ABC jumps into Vodacom fight

ABC jumps into Vodacom fight

MASERU-THE All Basotho Convention (ABC) will soon intervene in the fight between Vodacom Lesotho and the Lesotho Communications Authority (ABC).
This comes as the battle has now spilled into the High Court where Vodacom has since been granted an interim order blocking the LCA from revoking its licence and forcing it to pay a fine.

The LCA is yet to file its responding papers in what promises to be an epic fight between a multinational company and a dogged regulator.
Vodacom has since accused the LCA of violating its own rules and maliciously targeting it with what it calls scurrilous allegations, misdirected and trumped up charges.

The LCA insists that Vodacom persistently violated the regulations, flagrantly ignored orders and tried to use political influence to block the charges.
The ruling ABC’s executive committee however believes there is still some room for reconciliation despite the looming court battle and the toxic relations.

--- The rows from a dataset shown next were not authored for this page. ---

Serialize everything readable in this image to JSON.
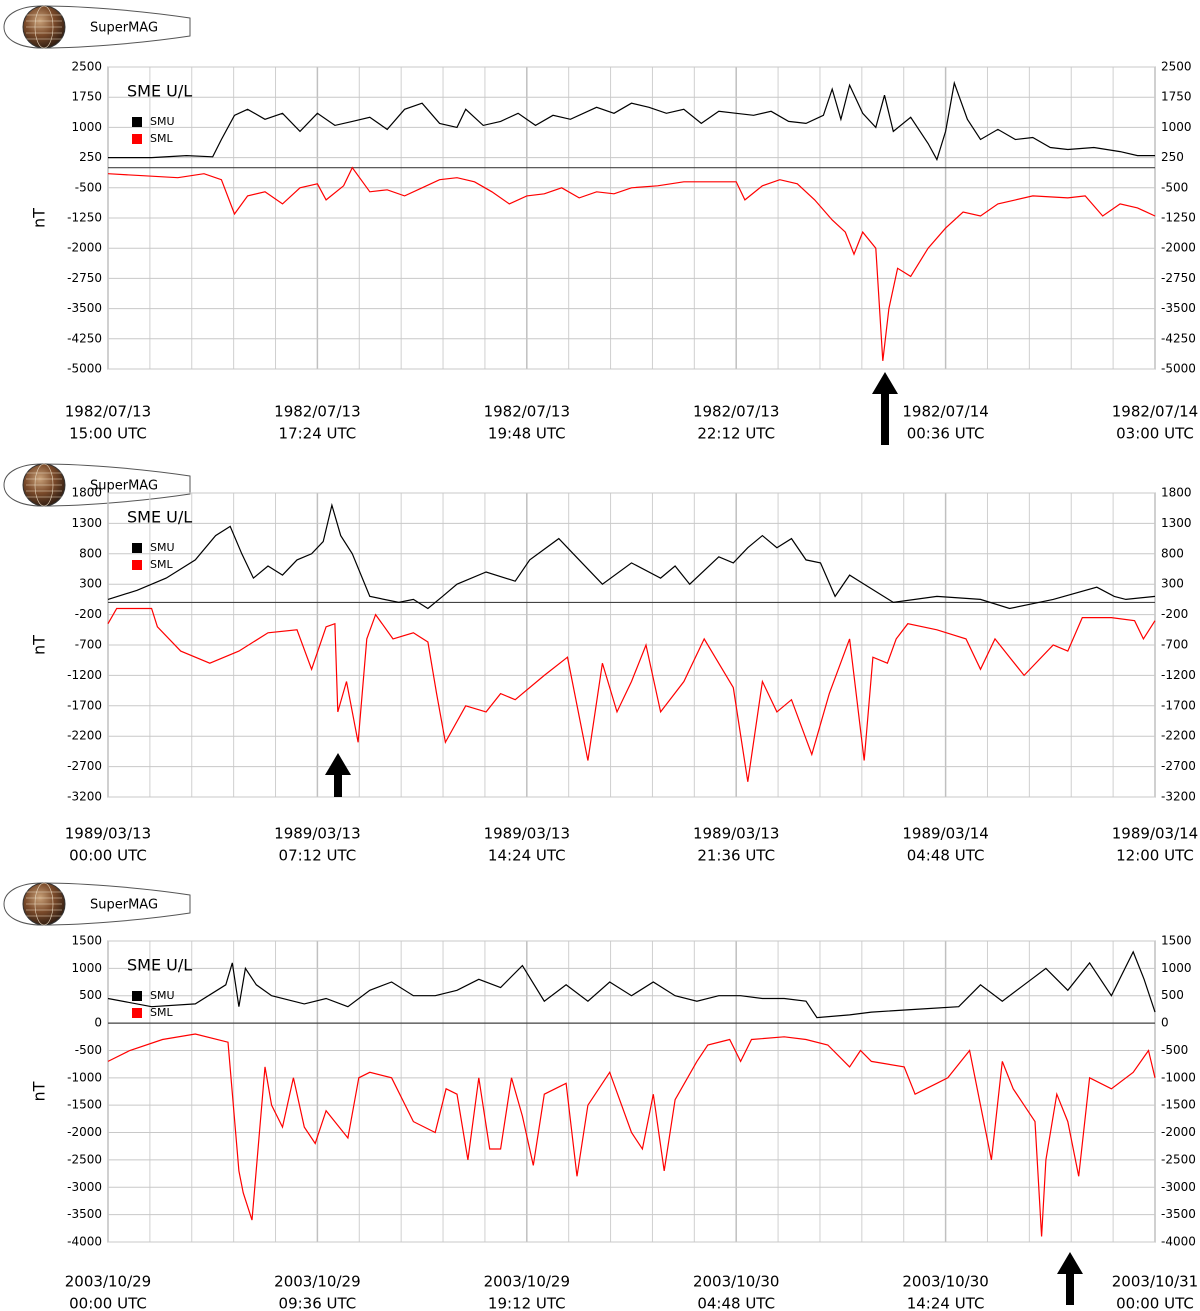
{
  "chart_data": [
    {
      "type": "line",
      "logo_text": "SuperMAG",
      "title": "SME U/L",
      "ylabel": "nT",
      "grid": true,
      "xlim": [
        0,
        12
      ],
      "xticks": [
        {
          "value": 0,
          "label": [
            "1982/07/13",
            "15:00 UTC"
          ]
        },
        {
          "value": 2.4,
          "label": [
            "1982/07/13",
            "17:24 UTC"
          ]
        },
        {
          "value": 4.8,
          "label": [
            "1982/07/13",
            "19:48 UTC"
          ]
        },
        {
          "value": 7.2,
          "label": [
            "1982/07/13",
            "22:12 UTC"
          ]
        },
        {
          "value": 9.6,
          "label": [
            "1982/07/14",
            "00:36 UTC"
          ]
        },
        {
          "value": 12,
          "label": [
            "1982/07/14",
            "03:00 UTC"
          ]
        }
      ],
      "ylim": [
        -5000,
        2500
      ],
      "yticks": [
        2500,
        1750,
        1000,
        250,
        -500,
        -1250,
        -2000,
        -2750,
        -3500,
        -4250,
        -5000
      ],
      "series": [
        {
          "name": "SMU",
          "color": "#000000",
          "x": [
            0,
            0.5,
            0.9,
            1.2,
            1.3,
            1.45,
            1.6,
            1.8,
            2.0,
            2.2,
            2.4,
            2.6,
            2.8,
            3.0,
            3.2,
            3.4,
            3.6,
            3.8,
            4.0,
            4.1,
            4.3,
            4.5,
            4.7,
            4.9,
            5.1,
            5.3,
            5.6,
            5.8,
            6.0,
            6.2,
            6.4,
            6.6,
            6.8,
            7.0,
            7.2,
            7.4,
            7.6,
            7.8,
            8.0,
            8.2,
            8.3,
            8.4,
            8.5,
            8.65,
            8.8,
            8.9,
            9.0,
            9.2,
            9.4,
            9.5,
            9.6,
            9.7,
            9.85,
            10.0,
            10.2,
            10.4,
            10.6,
            10.8,
            11.0,
            11.3,
            11.6,
            11.8,
            12.0
          ],
          "values": [
            250,
            250,
            300,
            270,
            700,
            1300,
            1450,
            1200,
            1350,
            900,
            1350,
            1050,
            1150,
            1250,
            950,
            1450,
            1600,
            1100,
            1000,
            1450,
            1050,
            1150,
            1350,
            1050,
            1300,
            1200,
            1500,
            1350,
            1600,
            1500,
            1350,
            1450,
            1100,
            1400,
            1350,
            1300,
            1400,
            1150,
            1100,
            1300,
            1950,
            1200,
            2050,
            1350,
            1000,
            1800,
            900,
            1250,
            600,
            200,
            900,
            2100,
            1200,
            700,
            950,
            700,
            750,
            500,
            450,
            500,
            400,
            300,
            300
          ]
        },
        {
          "name": "SML",
          "color": "#ff0000",
          "x": [
            0,
            0.4,
            0.8,
            1.1,
            1.3,
            1.45,
            1.6,
            1.8,
            2.0,
            2.2,
            2.4,
            2.5,
            2.7,
            2.8,
            3.0,
            3.2,
            3.4,
            3.6,
            3.8,
            4.0,
            4.2,
            4.4,
            4.6,
            4.8,
            5.0,
            5.2,
            5.4,
            5.6,
            5.8,
            6.0,
            6.3,
            6.6,
            6.9,
            7.2,
            7.3,
            7.5,
            7.7,
            7.9,
            8.1,
            8.3,
            8.45,
            8.55,
            8.65,
            8.8,
            8.88,
            8.95,
            9.05,
            9.2,
            9.4,
            9.6,
            9.8,
            10.0,
            10.2,
            10.4,
            10.6,
            11.0,
            11.2,
            11.4,
            11.6,
            11.8,
            12.0
          ],
          "values": [
            -150,
            -200,
            -250,
            -150,
            -300,
            -1150,
            -700,
            -600,
            -900,
            -500,
            -400,
            -800,
            -450,
            0,
            -600,
            -550,
            -700,
            -500,
            -300,
            -250,
            -350,
            -600,
            -900,
            -700,
            -650,
            -500,
            -750,
            -600,
            -650,
            -500,
            -450,
            -350,
            -350,
            -350,
            -800,
            -450,
            -300,
            -400,
            -800,
            -1300,
            -1600,
            -2150,
            -1600,
            -2000,
            -4800,
            -3500,
            -2500,
            -2700,
            -2000,
            -1500,
            -1100,
            -1200,
            -900,
            -800,
            -700,
            -750,
            -700,
            -1200,
            -900,
            -1000,
            -1200
          ]
        }
      ]
    },
    {
      "type": "line",
      "logo_text": "SuperMAG",
      "title": "SME U/L",
      "ylabel": "nT",
      "grid": true,
      "xlim": [
        0,
        36
      ],
      "xticks": [
        {
          "value": 0,
          "label": [
            "1989/03/13",
            "00:00 UTC"
          ]
        },
        {
          "value": 7.2,
          "label": [
            "1989/03/13",
            "07:12 UTC"
          ]
        },
        {
          "value": 14.4,
          "label": [
            "1989/03/13",
            "14:24 UTC"
          ]
        },
        {
          "value": 21.6,
          "label": [
            "1989/03/13",
            "21:36 UTC"
          ]
        },
        {
          "value": 28.8,
          "label": [
            "1989/03/14",
            "04:48 UTC"
          ]
        },
        {
          "value": 36,
          "label": [
            "1989/03/14",
            "12:00 UTC"
          ]
        }
      ],
      "ylim": [
        -3200,
        1800
      ],
      "yticks": [
        1800,
        1300,
        800,
        300,
        -200,
        -700,
        -1200,
        -1700,
        -2200,
        -2700,
        -3200
      ],
      "series": [
        {
          "name": "SMU",
          "color": "#000000",
          "x": [
            0,
            1,
            2,
            3,
            3.7,
            4.2,
            4.6,
            5,
            5.5,
            6,
            6.5,
            7,
            7.4,
            7.7,
            8,
            8.4,
            9,
            10,
            10.5,
            11,
            11.5,
            12,
            13,
            14,
            14.5,
            15.5,
            16,
            17,
            18,
            19,
            19.5,
            20,
            21,
            21.5,
            22,
            22.5,
            23,
            23.5,
            24,
            24.5,
            25,
            25.5,
            26,
            27,
            28.5,
            30,
            31,
            32.5,
            34,
            34.6,
            35,
            36
          ],
          "values": [
            50,
            200,
            400,
            700,
            1100,
            1250,
            800,
            400,
            600,
            450,
            700,
            800,
            1000,
            1600,
            1100,
            800,
            100,
            0,
            50,
            -100,
            100,
            300,
            500,
            350,
            700,
            1050,
            800,
            300,
            650,
            400,
            600,
            300,
            750,
            650,
            900,
            1100,
            900,
            1050,
            700,
            650,
            100,
            450,
            300,
            0,
            100,
            50,
            -100,
            50,
            250,
            100,
            50,
            100
          ]
        },
        {
          "name": "SML",
          "color": "#ff0000",
          "x": [
            0,
            0.3,
            1.5,
            1.7,
            2.5,
            3.5,
            4.5,
            5.5,
            6.5,
            7,
            7.5,
            7.8,
            7.9,
            8.2,
            8.6,
            8.9,
            9.2,
            9.8,
            10.5,
            11,
            11.3,
            11.6,
            12.3,
            13,
            13.5,
            14,
            15,
            15.8,
            16.5,
            17,
            17.5,
            18,
            18.5,
            19,
            19.8,
            20.5,
            21.5,
            22,
            22.5,
            23,
            23.5,
            24.2,
            24.8,
            25.5,
            26,
            26.3,
            26.8,
            27.1,
            27.5,
            28.5,
            29.5,
            30,
            30.5,
            31,
            31.5,
            32.5,
            33,
            33.5,
            34.5,
            35.3,
            35.6,
            36
          ],
          "values": [
            -350,
            -100,
            -100,
            -400,
            -800,
            -1000,
            -800,
            -500,
            -450,
            -1100,
            -400,
            -350,
            -1800,
            -1300,
            -2300,
            -600,
            -200,
            -600,
            -500,
            -650,
            -1500,
            -2300,
            -1700,
            -1800,
            -1500,
            -1600,
            -1200,
            -900,
            -2600,
            -1000,
            -1800,
            -1300,
            -700,
            -1800,
            -1300,
            -600,
            -1400,
            -2950,
            -1300,
            -1800,
            -1600,
            -2500,
            -1500,
            -600,
            -2600,
            -900,
            -1000,
            -600,
            -350,
            -450,
            -600,
            -1100,
            -600,
            -900,
            -1200,
            -700,
            -800,
            -250,
            -250,
            -300,
            -600,
            -300
          ]
        }
      ]
    },
    {
      "type": "line",
      "logo_text": "SuperMAG",
      "title": "SME U/L",
      "ylabel": "nT",
      "grid": true,
      "xlim": [
        0,
        48
      ],
      "xticks": [
        {
          "value": 0,
          "label": [
            "2003/10/29",
            "00:00 UTC"
          ]
        },
        {
          "value": 9.6,
          "label": [
            "2003/10/29",
            "09:36 UTC"
          ]
        },
        {
          "value": 19.2,
          "label": [
            "2003/10/29",
            "19:12 UTC"
          ]
        },
        {
          "value": 28.8,
          "label": [
            "2003/10/30",
            "04:48 UTC"
          ]
        },
        {
          "value": 38.4,
          "label": [
            "2003/10/30",
            "14:24 UTC"
          ]
        },
        {
          "value": 48,
          "label": [
            "2003/10/31",
            "00:00 UTC"
          ]
        }
      ],
      "ylim": [
        -4000,
        1500
      ],
      "yticks": [
        1500,
        1000,
        500,
        0,
        -500,
        -1000,
        -1500,
        -2000,
        -2500,
        -3000,
        -3500,
        -4000
      ],
      "series": [
        {
          "name": "SMU",
          "color": "#000000",
          "x": [
            0,
            2,
            4,
            5.4,
            5.7,
            6,
            6.3,
            6.8,
            7.5,
            9,
            10,
            11,
            12,
            13,
            14,
            15,
            16,
            17,
            18,
            19,
            20,
            21,
            22,
            23,
            24,
            25,
            26,
            27,
            28,
            29,
            30,
            31,
            32,
            32.5,
            34,
            35,
            37,
            39,
            40,
            41,
            42,
            43,
            44,
            45,
            46,
            47,
            47.5,
            48
          ],
          "values": [
            450,
            300,
            350,
            700,
            1100,
            300,
            1000,
            700,
            500,
            350,
            450,
            300,
            600,
            750,
            500,
            500,
            600,
            800,
            650,
            1050,
            400,
            700,
            400,
            750,
            500,
            750,
            500,
            400,
            500,
            500,
            450,
            450,
            400,
            100,
            150,
            200,
            250,
            300,
            700,
            400,
            700,
            1000,
            600,
            1100,
            500,
            1300,
            800,
            200
          ]
        },
        {
          "name": "SML",
          "color": "#ff0000",
          "x": [
            0,
            1,
            2.5,
            4,
            5.5,
            6,
            6.2,
            6.6,
            7.2,
            7.5,
            8,
            8.5,
            9,
            9.5,
            10,
            11,
            11.5,
            12,
            13,
            14,
            15,
            15.5,
            16,
            16.5,
            17,
            17.5,
            18,
            18.5,
            19,
            19.5,
            20,
            21,
            21.5,
            22,
            23,
            24,
            24.5,
            25,
            25.5,
            26,
            27,
            27.5,
            28.5,
            29,
            29.5,
            31,
            32,
            33,
            34,
            34.5,
            35,
            36.5,
            37,
            38,
            38.5,
            39.5,
            40,
            40.5,
            41,
            41.5,
            42,
            42.5,
            42.8,
            43,
            43.5,
            44,
            44.5,
            45,
            46,
            47,
            47.7,
            48
          ],
          "values": [
            -700,
            -500,
            -300,
            -200,
            -350,
            -2700,
            -3100,
            -3600,
            -800,
            -1500,
            -1900,
            -1000,
            -1900,
            -2200,
            -1600,
            -2100,
            -1000,
            -900,
            -1000,
            -1800,
            -2000,
            -1200,
            -1300,
            -2500,
            -1000,
            -2300,
            -2300,
            -1000,
            -1700,
            -2600,
            -1300,
            -1100,
            -2800,
            -1500,
            -900,
            -2000,
            -2300,
            -1300,
            -2700,
            -1400,
            -700,
            -400,
            -300,
            -700,
            -300,
            -250,
            -300,
            -400,
            -800,
            -500,
            -700,
            -800,
            -1300,
            -1100,
            -1000,
            -500,
            -1500,
            -2500,
            -700,
            -1200,
            -1500,
            -1800,
            -3900,
            -2500,
            -1300,
            -1800,
            -2800,
            -1000,
            -1200,
            -900,
            -500,
            -1000
          ]
        }
      ]
    }
  ]
}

The party was supposed to meet Vodacom and the regulator separately on Monday but most executive committee members were caught up in government and parliamentary activities.
Professor Nqosa Mahao, the party’s deputy leader, told thepost that the mediation is urgent because the party is worried about the potential impact on the economy.

“We are concerned about the technological and economic impact of the decision to revoke the licence,” Prof Mahao said last night.
“We are also considering the impact of the decision on the general public who rely on the company for services.”
He said the party is also worried that the LCA decision comes at a time when Lesotho’s economy is already struggling.”

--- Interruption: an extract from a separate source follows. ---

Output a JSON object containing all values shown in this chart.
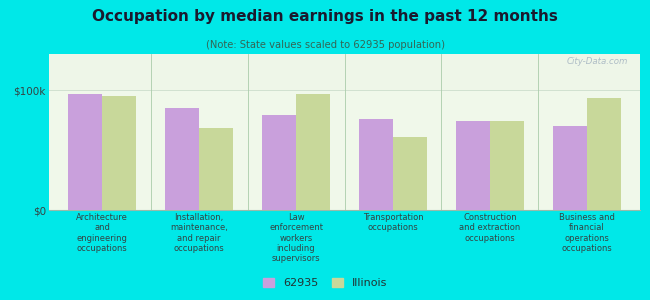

Prime Minister Moeketsi Majoro has already waded into the dispute, telling a radio station last week that the government was “shocked” by the decision.
The Prime Minister said the LCA did not consult the government before cancelling the licence.

A meeting he had with the company and the regulator last week appears to have failed to douse the fires with each party digging in its heels.
Vodacom has told the court that the cancelation of the licence would affect 610 000 people who use its Mpesa which it says has M209 million held in trust by two commercial banks.
It warned that revoking the licence would lead to panic withdrawals that could create a serious commercial crisis.

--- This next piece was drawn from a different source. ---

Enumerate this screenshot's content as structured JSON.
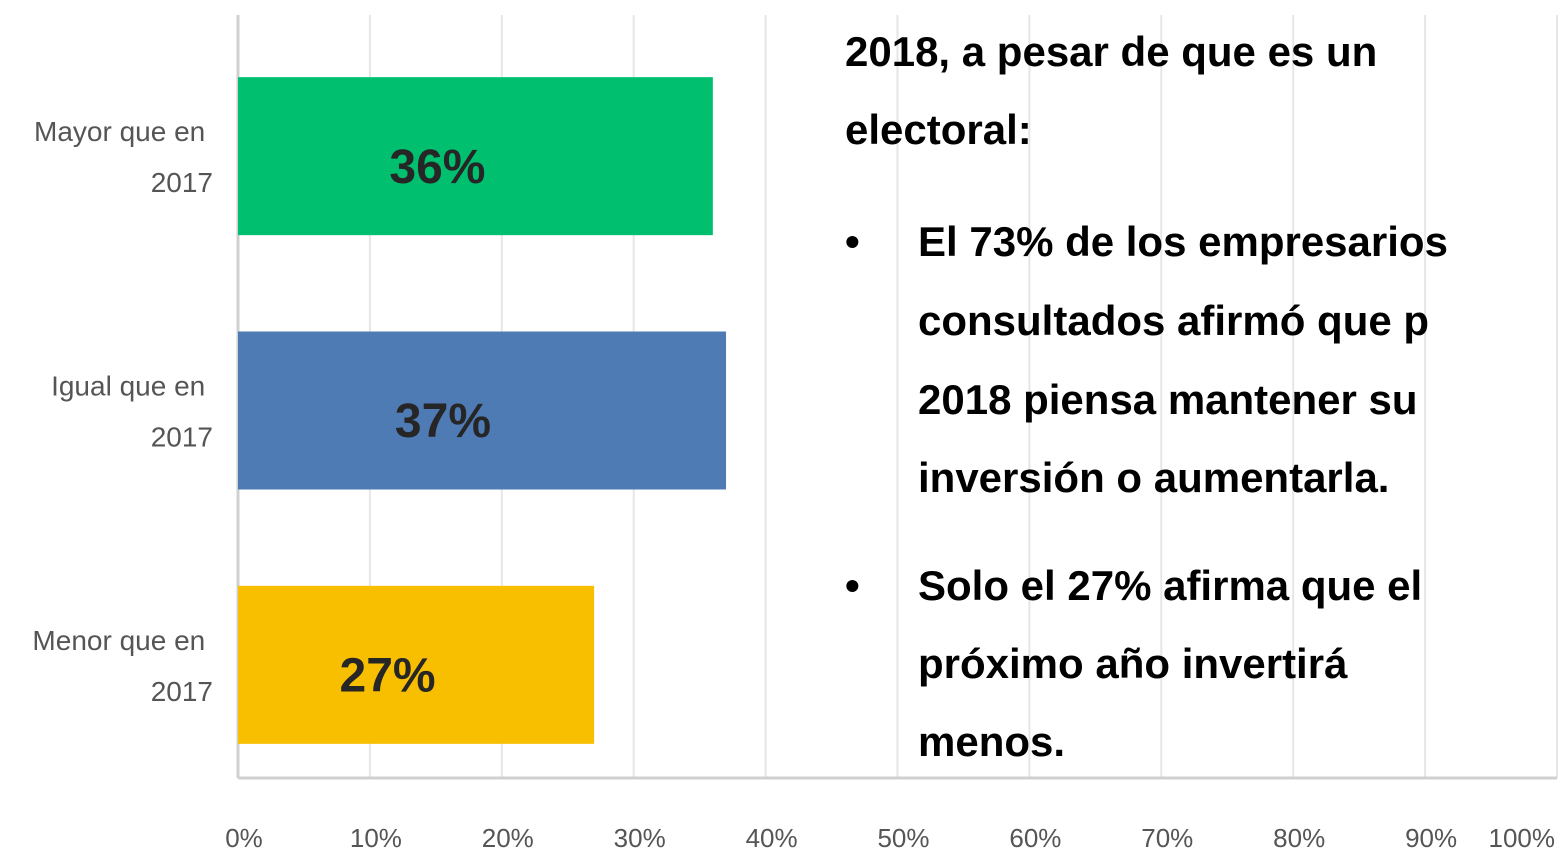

The company said Mpesa handles an average M1 billion every month. It claims to have contributed M194 million in taxes during the last financial year.
Between 2016 and 2019 it’s direct and indirect tax contribution was over M1 billion. Vodacom said cancelling the licence would lead to a destruction of 23 000 job opportunities it provides. The company said the decision will affect its 1.2 million subscribers.

“The inevitable impact on service availability throughout the country would affect the performance of essential government services such as policing, healthcare and infrastructure provisioning,” Vodacom said in its court papers.